Bu klişe repliklerin hemen arkasından bazı soruları kendimize sorup, düşünce kalıplarımızı yoklamalıyız. Mesela şans nedir? İnsan şansı kendi bulabilir mi yoksa şans mı onu bulur? Bu soruların cevabını pek çok kişi merak ediyordur. Bu cevapları bulmak için biraz başa dönmeliyiz sanırım. Belki de en başa… Şans kelimesinin anlamına… Şans kelimesi, rastlantı sonucu elde edilmiş kazançlı bir durumu açıklamak için kullanılır. Bu açıklamada ki sihirli sözcükler, “rastlantı” ve “kazanç”tır.

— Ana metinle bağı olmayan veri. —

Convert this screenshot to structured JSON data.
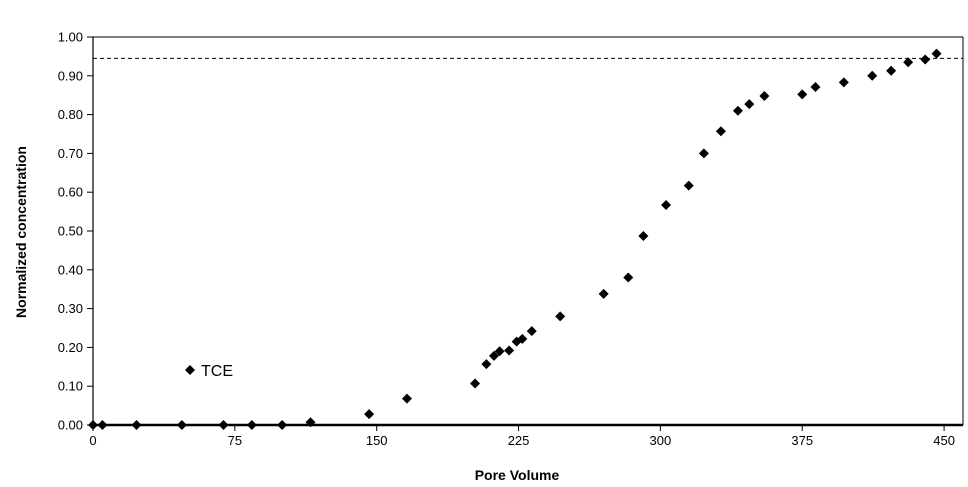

Rastlantı, herhangi bir emek verilmeden olabilirlik sınırları içinde gerçekleşendir. Bunun yanına bir de kazanç geldi mi; insanlar için inanılmaz caziplikte bir dünya yaratılmış olur. Emek vermeden kazanç elde edilebilecek bir dünya… İşte, bence hepimiz burada yanılgıya düşüyoruz. Çünkü bu kelime insanlarda uyandırdığı bu algının tam tersi şekilde çalışıyor. Emek isteyerek kendi kazanç ortamını yaratıyor. Bu şekilde şanslı veya şanssız varsaydığımız kişiyi buluyor ya da ondan uzaklaşıyor.
Örneğin; sınavı sınırdan kazanan bir kişi için “şanslıydı” demek pek adaletli gelmiyor bana. Sınavı ona kazandıracak çalışmayı göstermeseydi o kişi, o sınıra ulaşacak puanı da alamazdı. Ayrıca şu bir gerçek ki bizler, o kişinin o başarıyı elde etmek için nasıl bir çalışma içinde olduğunu, ne gibi fedakârlıklar yaptığını her zaman bilemeyebiliriz. Bu sebepledir ki bu kişiye “şanslıydı” demek, o kişinin emeğini görmezden gelmektir. O kişinin hakkını yemektir.
Eğer siz hiç kazanabilmek umuduyla piyango biletlerinden satın almamışsanız veya tüm kolonları doldurup sayfalarca talih oyunlarına para yatırmadıysanız; bu oyunları kazanmayı da bekleyemezsiniz. Bu oyunları kazananları da sadece “şanslılar” diyerek geçiştiremezsiniz. Çünkü yapılan araştırmalara göre; talih oyunlarından büyük ikramiye kazanan kişiler, büyük bir çoğunlukla sayıları istatistiksel bir şekilde kullanan ve devamlı bu oyunları oynayanların arasından çıkıyor. Evet, bu tür oyunlar kolay yoldan büyük kazançlar sağlasa da bunların arkasında bile sanıldığı gibi sadece şansın olmadığı da açıktır.
Bu kadar lafın üzerine siz bana hiç hak etmediği halde şansının yardımı ile büyük kazançlar, yüksek mevkiler elde edenleri de sorabilirsiniz. Cevap basit. Siz, şans ile torpil veya haksız kazanç kelimelerini birbirine karıştırıyorsunuz demektir. Çünkü doğadaki hiçbir olgu rastlantısal değildir. Her şey bir döngü içinde muntazam şekilde gerçekleşmektedir. Siz de bu sistemin alt parçası olarak bilmelisiniz ki emek vermeden hiçbir netice elde edemezsiniz. Emeğin olduğu yerde ilahi adalet vardır. İlahi adaletin olduğu yerde ise, zaten kişi kendi şansını kendi yaratır.